Looking forward to November, voters in Districts 1, 4, 7 and 8 will be asked to rank the candidates for City Council. For the first time, a Berkeley election will be decided through Instant Run-off Voting (IRV), or ranked-choice voting (RCV). It offers voters the opportunity to rank their preferences for candidate races on one ballot. The voters' choices for first preferences are counted, and if no candidate reaches 50% +1, the voting system conducts an "instant runoff" by eliminating the candidate with the fewest votes and assigning the second votes from the ballots for the eliminated candidate to the remaining candidates. This process is repeated until one candidate has a majority of the votes. RCV was approved by Berkeley voters in 2004, and the necessary technology is now available to facilitate implementation. The City Clerk will begin a major public outreach campaign this summer and in future newsletters I will provide more information and announce opportunities to learn more.

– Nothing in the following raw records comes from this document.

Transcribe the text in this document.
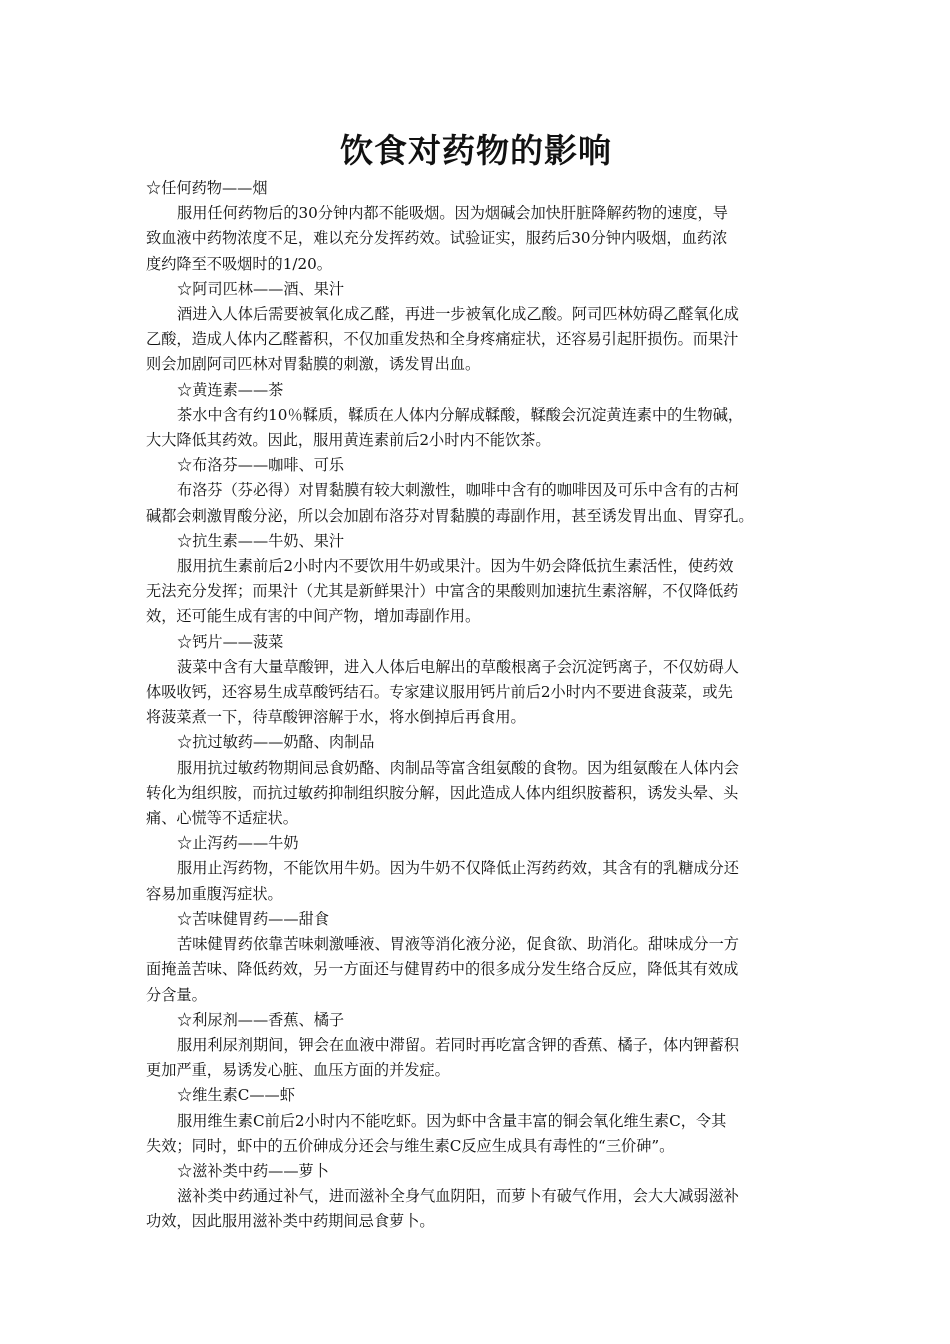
饮食对药物的影响

☆任何药物——烟

服用任何药物后的30分钟内都不能吸烟。因为烟碱会加快肝脏降解药物的速度，导

致血液中药物浓度不足，难以充分发挥药效。试验证实，服药后30分钟内吸烟，血药浓

度约降至不吸烟时的1/20。

☆阿司匹林——酒、果汁

酒进入人体后需要被氧化成乙醛，再进一步被氧化成乙酸。阿司匹林妨碍乙醛氧化成

乙酸，造成人体内乙醛蓄积，不仅加重发热和全身疼痛症状，还容易引起肝损伤。而果汁

则会加剧阿司匹林对胃黏膜的刺激，诱发胃出血。

☆黄连素——茶

茶水中含有约10％鞣质，鞣质在人体内分解成鞣酸，鞣酸会沉淀黄连素中的生物碱，

大大降低其药效。因此，服用黄连素前后2小时内不能饮茶。

☆布洛芬——咖啡、可乐

布洛芬（芬必得）对胃黏膜有较大刺激性，咖啡中含有的咖啡因及可乐中含有的古柯

碱都会刺激胃酸分泌，所以会加剧布洛芬对胃黏膜的毒副作用，甚至诱发胃出血、胃穿孔。

☆抗生素——牛奶、果汁

服用抗生素前后2小时内不要饮用牛奶或果汁。因为牛奶会降低抗生素活性，使药效

无法充分发挥；而果汁（尤其是新鲜果汁）中富含的果酸则加速抗生素溶解，不仅降低药

效，还可能生成有害的中间产物，增加毒副作用。

☆钙片——菠菜

菠菜中含有大量草酸钾，进入人体后电解出的草酸根离子会沉淀钙离子，不仅妨碍人

体吸收钙，还容易生成草酸钙结石。专家建议服用钙片前后2小时内不要进食菠菜，或先

将菠菜煮一下，待草酸钾溶解于水，将水倒掉后再食用。

☆抗过敏药——奶酪、肉制品

服用抗过敏药物期间忌食奶酪、肉制品等富含组氨酸的食物。因为组氨酸在人体内会

转化为组织胺，而抗过敏药抑制组织胺分解，因此造成人体内组织胺蓄积，诱发头晕、头

痛、心慌等不适症状。

☆止泻药——牛奶

服用止泻药物，不能饮用牛奶。因为牛奶不仅降低止泻药药效，其含有的乳糖成分还

容易加重腹泻症状。

☆苦味健胃药——甜食

苦味健胃药依靠苦味刺激唾液、胃液等消化液分泌，促食欲、助消化。甜味成分一方

面掩盖苦味、降低药效，另一方面还与健胃药中的很多成分发生络合反应，降低其有效成

分含量。

☆利尿剂——香蕉、橘子

服用利尿剂期间，钾会在血液中滞留。若同时再吃富含钾的香蕉、橘子，体内钾蓄积

更加严重，易诱发心脏、血压方面的并发症。

☆维生素C——虾

服用维生素C前后2小时内不能吃虾。因为虾中含量丰富的铜会氧化维生素C，令其

失效；同时，虾中的五价砷成分还会与维生素C反应生成具有毒性的“三价砷”。

☆滋补类中药——萝卜

滋补类中药通过补气，进而滋补全身气血阴阳，而萝卜有破气作用，会大大减弱滋补

功效，因此服用滋补类中药期间忌食萝卜。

I've recently learned that a citizens group is distributing a petition to put before the voters in November their version of a "Sunshine Ordinance" that would purport to expand citizen access to City information. I would encourage anyone interested in greater sunshine for Berkeley government to read both the full text of the measure and the City Attorney's analysis of an earlier, similar version on the ordinance. (Staff will do a more up to date analysis after the close of the petition period.)
But without a doubt the most difficult series of decisions in the coming months will be around budget issues. Thanks to many of you who have written about your budget priorities, and serious concerns regarding unfunded liabilities, labor contracts and certain departmental deficits. According to our budget Director Tracy Vesely, Berkeley is still in better shape than most of our large neighbors. But State cuts, particularly in the areas of public health, social services and transit, will devastate much of our programming. The city is considering layoffs for the first time in many years. And, as a service-oriented organization, lay-offs and furlough days mean inevitable reduction in services.
These choices and their impacts will evolve in the coming weeks. Thanks to all of you for your support and suggestions. All budget documents and a schedule of the remaining public hearings can be found at FY 2011 Mid-biennial Budget Update.
In the meantime, enjoy the beautiful weather. Come downtown for the Berkeley Arts Festival. And please remember to keep your sidewalks accessible for your neighbors and maybe a few late census takers who may journey through your neighborhood.